The report forms part of the AEMC’s Power of Choice draft report on increasing demand side participation in Australia's energy market. It discusses ways of managing the benefits and costs of dynamic pricing in Australia, specifically focusing on real time prices, time-of-use rates, critical peak pricing, and peak time rebates.
Key issues reviewed in the report include opt-in versus opt-out, and vulnerable customers.
Opt-in participation rates tend to be quite low. For example, in the U.S. the rate is 1 percent for time varying rates and 1 percent of that 1 percent for dynamic pricing rates. However, if the hedging premium that is embedded in flat rates is removed from the dynamic pricing rate, higher participation rates can be expected. In Arizona, for example, time varying rates have been selected by 51 percent of the customers for one utility and by 29 percent for another.
If dynamic pricing is offered on an opt-out basis, the societal benefits will be maximized but some customers may see higher bills.
There is particular concern about the risk of high bills to vulnerable customers under dynamic pricing. In Australia over 30 percent of the population aged 15 and over is eligible for electricity bill support. The most likely risk event is temperature shocks.

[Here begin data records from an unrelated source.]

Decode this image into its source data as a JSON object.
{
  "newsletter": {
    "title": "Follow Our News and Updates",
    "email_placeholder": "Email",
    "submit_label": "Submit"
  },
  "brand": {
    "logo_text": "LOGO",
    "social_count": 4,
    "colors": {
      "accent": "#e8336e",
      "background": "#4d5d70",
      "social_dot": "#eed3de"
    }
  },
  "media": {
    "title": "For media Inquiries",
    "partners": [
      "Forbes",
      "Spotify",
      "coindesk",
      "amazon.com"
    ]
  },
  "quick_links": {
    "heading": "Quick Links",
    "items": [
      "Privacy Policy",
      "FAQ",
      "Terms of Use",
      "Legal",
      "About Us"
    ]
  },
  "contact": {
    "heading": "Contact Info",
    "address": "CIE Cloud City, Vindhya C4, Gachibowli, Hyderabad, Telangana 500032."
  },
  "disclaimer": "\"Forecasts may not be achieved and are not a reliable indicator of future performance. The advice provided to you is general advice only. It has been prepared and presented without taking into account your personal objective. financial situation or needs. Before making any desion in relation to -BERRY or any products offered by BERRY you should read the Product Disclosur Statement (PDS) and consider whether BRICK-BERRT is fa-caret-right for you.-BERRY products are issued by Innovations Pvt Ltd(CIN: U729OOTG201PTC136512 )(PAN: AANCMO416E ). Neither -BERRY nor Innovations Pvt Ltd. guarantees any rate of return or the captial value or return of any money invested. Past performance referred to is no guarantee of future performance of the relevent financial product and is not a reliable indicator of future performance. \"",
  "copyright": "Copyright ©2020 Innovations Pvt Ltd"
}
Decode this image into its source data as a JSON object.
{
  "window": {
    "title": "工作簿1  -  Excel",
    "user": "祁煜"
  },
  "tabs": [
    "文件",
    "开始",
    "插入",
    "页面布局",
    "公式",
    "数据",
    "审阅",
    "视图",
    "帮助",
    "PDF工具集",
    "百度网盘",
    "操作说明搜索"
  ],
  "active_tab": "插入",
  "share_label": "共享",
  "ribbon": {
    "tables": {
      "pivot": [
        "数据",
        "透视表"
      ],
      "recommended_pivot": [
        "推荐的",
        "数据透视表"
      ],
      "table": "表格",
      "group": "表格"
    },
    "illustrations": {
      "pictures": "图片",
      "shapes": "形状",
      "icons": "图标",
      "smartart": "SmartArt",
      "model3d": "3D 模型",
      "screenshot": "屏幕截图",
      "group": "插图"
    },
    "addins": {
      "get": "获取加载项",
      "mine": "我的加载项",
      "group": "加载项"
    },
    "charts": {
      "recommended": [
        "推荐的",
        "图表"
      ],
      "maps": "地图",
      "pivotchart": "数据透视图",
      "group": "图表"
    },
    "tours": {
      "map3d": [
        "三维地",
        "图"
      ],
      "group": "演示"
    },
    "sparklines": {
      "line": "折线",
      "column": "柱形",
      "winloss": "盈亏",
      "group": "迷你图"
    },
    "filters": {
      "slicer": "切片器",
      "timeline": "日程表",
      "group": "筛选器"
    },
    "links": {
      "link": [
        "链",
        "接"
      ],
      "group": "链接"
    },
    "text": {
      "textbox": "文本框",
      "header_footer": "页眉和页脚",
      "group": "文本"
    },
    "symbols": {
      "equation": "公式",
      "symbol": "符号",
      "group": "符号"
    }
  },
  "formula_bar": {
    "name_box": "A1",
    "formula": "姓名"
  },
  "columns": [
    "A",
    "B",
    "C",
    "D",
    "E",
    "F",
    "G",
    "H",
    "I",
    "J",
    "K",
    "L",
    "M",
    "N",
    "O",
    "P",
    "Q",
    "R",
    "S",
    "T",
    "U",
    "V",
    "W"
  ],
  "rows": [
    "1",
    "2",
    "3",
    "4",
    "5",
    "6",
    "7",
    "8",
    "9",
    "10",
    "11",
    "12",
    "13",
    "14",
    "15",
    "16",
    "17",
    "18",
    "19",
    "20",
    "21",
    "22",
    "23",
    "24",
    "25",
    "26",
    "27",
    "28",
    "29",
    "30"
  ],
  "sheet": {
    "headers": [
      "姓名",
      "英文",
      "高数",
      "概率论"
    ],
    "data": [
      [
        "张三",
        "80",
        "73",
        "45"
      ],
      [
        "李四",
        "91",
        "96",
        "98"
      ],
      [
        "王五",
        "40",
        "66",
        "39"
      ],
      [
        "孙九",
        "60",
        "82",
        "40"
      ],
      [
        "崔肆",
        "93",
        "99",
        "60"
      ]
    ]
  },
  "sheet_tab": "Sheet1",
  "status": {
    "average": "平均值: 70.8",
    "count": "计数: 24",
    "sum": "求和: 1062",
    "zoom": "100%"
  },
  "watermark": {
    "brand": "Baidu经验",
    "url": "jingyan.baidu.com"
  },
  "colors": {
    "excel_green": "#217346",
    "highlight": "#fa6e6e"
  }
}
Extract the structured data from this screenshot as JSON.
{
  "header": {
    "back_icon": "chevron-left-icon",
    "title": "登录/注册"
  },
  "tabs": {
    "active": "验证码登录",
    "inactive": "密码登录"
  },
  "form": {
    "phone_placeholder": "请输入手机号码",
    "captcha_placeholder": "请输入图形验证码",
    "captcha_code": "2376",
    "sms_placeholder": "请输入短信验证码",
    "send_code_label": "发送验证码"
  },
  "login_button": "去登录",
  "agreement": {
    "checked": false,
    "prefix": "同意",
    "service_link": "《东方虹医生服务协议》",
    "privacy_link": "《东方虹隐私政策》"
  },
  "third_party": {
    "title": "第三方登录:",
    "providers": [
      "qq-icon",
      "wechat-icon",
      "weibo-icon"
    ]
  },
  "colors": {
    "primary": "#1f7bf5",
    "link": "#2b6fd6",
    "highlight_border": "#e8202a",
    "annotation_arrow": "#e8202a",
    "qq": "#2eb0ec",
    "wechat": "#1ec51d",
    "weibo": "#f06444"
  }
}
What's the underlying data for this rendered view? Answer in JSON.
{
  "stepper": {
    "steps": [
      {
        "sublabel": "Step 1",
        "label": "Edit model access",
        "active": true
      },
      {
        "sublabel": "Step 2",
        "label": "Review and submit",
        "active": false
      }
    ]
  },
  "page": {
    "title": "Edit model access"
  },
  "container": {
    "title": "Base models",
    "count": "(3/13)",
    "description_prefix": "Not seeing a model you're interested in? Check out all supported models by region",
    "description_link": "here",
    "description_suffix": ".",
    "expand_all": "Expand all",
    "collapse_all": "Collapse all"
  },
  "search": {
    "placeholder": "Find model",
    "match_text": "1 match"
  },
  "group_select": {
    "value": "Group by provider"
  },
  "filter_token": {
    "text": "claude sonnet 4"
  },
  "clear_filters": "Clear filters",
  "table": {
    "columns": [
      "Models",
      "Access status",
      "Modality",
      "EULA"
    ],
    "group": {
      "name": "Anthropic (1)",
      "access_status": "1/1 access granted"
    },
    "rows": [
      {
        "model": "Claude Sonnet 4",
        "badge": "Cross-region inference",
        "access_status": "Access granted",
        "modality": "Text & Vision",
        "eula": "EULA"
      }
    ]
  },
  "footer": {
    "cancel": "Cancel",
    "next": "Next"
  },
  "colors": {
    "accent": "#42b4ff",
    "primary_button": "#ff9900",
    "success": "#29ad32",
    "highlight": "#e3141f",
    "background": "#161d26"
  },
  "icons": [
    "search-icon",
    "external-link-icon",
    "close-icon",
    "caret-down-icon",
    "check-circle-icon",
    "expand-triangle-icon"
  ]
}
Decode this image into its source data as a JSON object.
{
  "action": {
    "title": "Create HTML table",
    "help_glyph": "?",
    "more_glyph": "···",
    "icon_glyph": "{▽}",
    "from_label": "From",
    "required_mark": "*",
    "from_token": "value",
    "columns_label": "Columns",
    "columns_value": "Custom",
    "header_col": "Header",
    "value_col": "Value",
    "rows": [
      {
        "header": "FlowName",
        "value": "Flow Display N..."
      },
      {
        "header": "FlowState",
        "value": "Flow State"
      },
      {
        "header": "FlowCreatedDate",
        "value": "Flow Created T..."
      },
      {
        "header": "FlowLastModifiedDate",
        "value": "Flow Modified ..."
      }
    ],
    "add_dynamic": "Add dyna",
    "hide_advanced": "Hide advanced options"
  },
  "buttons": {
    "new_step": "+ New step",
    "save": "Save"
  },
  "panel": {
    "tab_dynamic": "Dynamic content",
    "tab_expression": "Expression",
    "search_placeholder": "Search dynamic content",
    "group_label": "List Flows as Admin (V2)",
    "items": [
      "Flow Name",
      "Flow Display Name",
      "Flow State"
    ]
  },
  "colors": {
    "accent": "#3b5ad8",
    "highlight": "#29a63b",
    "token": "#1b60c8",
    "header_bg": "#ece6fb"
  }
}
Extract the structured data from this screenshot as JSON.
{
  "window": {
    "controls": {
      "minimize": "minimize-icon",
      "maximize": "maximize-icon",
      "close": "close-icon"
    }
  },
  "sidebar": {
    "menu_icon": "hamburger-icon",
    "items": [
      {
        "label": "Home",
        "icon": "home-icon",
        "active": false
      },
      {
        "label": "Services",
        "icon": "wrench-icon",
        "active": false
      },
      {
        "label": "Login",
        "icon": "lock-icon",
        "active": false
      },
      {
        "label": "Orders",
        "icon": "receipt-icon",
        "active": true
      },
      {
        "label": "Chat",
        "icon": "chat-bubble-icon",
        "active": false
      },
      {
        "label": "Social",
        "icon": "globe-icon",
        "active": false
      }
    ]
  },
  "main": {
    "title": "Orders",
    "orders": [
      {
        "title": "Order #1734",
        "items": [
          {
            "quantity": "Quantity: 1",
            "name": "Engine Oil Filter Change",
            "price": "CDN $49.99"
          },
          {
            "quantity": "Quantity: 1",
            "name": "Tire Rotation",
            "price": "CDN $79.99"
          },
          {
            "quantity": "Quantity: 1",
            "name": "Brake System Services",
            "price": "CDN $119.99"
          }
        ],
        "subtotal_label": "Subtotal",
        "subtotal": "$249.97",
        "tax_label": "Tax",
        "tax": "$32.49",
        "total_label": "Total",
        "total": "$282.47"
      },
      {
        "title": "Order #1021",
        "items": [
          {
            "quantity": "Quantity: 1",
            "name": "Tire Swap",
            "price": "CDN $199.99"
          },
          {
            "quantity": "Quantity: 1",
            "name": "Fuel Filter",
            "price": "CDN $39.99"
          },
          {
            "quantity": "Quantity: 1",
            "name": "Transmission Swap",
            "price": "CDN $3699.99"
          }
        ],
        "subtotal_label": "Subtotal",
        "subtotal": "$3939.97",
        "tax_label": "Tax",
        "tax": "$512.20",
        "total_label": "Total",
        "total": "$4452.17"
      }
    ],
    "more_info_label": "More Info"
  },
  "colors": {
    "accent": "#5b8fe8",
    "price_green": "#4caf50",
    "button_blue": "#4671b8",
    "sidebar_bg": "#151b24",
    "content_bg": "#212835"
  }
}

Three specific ways that vulnerable consumers can be protected can be identified: (1) given their extenuating circumstances, they can be excluded from dynamic pricing; (2) they can pay the lower of the two bills – what they would have paid had they stayed on a flat rate, or the one they would pay on a dynamic pricing rate; or (3) they would be allowed to buy their minimum energy needs on a flat rate and buy additional electricity on a dynamic pricing rate.
“While most people agree that dynamic pricing will improve grid utilization and lower power costs for all consumers, there are concerns that it will adversely affect vulnerable consumers,” commented lead author, Brattle principal Ahmad Faruqui.